My baby, the cat that a friend dropped off at my house a decade ago, when she was only five weeks old. The cat that I taught to use the litterbox as a toilet, not a bed. The cat that I bottle fed for a few weeks. The cat that ran full blast around the bedroom, doing somersaults off the walls. The cat that sleeps on my neck like a scarf and takes naps in shoes with her chin resting on the heel. The cat who loves Froot Loops and likes to perch herself on my shoulder and lick the milk as the spoon comes to my mouth. The cat who used to wake me up and (meow) talk me whenever she was feeling needy.
This is the cat that has given me problems since day one. She started out with Conjunctivitis in her right eye and it swelled shut. The cat who has had teeth extracted. The cat who can't seem to hit the litterbox no matter if I set her in it. The cat who likes to not eat, then eat so fast she vomits it all right back up. The cat who has serious redirected aggression and will bite me at the flip of a switch.
This cat, my baby, was diagnosed with a sickness just the other day.
It is official.
A vet has found out what is wrong with her.
After a decade of dealing with her.
She is ----
And I quote, that is what the vet has said.
I can't help but laugh because my family has been secretly calling her Sybil for a long time.
To cope with her "sickness" I have started her on a holistic set of drops that are to help with her mental anxiety. It is like healthy prozac. If this doesn't work, we go for the good stuff.
So far though, she seems to be doing much better since I started the drops. Though giving her the drops are kind of a pain.

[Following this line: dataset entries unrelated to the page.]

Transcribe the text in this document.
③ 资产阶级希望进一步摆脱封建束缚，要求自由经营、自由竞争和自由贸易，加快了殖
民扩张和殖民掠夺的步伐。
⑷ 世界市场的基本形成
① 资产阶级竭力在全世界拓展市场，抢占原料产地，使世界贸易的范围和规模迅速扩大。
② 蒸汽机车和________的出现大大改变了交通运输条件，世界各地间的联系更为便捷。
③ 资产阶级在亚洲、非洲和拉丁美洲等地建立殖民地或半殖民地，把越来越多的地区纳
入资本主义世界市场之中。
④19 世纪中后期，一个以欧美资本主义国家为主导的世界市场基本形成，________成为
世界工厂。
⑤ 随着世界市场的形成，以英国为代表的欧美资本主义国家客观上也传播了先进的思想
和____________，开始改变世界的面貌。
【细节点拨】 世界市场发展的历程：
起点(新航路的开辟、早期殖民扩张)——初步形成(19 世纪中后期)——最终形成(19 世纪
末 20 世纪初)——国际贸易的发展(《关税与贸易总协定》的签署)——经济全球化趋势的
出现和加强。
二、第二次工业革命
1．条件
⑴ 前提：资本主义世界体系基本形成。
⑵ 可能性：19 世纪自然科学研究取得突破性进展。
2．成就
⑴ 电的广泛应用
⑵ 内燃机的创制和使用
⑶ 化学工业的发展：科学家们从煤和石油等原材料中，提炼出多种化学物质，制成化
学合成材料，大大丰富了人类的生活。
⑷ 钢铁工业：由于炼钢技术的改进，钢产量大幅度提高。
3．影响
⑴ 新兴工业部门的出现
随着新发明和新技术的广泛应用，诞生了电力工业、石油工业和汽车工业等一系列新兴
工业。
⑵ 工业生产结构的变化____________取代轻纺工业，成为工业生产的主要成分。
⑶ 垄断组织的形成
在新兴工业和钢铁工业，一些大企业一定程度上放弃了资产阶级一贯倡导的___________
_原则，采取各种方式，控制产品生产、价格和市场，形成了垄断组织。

Imagine a maine coon (about a 15 lb cat) with long hair with the personality and strength of a LION. I get to wait til she is unaware - finally eyes closing, while laying on the couch and then I pounce on her with my entire body, drops in the right hand and holding her jaw still in the left. I then squeeze that damn little drop bottle til I can't squeeze any longer and then I let her go and run like hell.
You think I am joking??
Not in the least. I will have to try and get this on video. It's has to be a million dollar winner.
It's great because there are moments where she sits there completely calm and takes her drops and there are times she turns into a WWF wrestler.
I used to have to give her eye medicine and it was very similar. My 14 niece does a great SNL type of rendition of me doing so.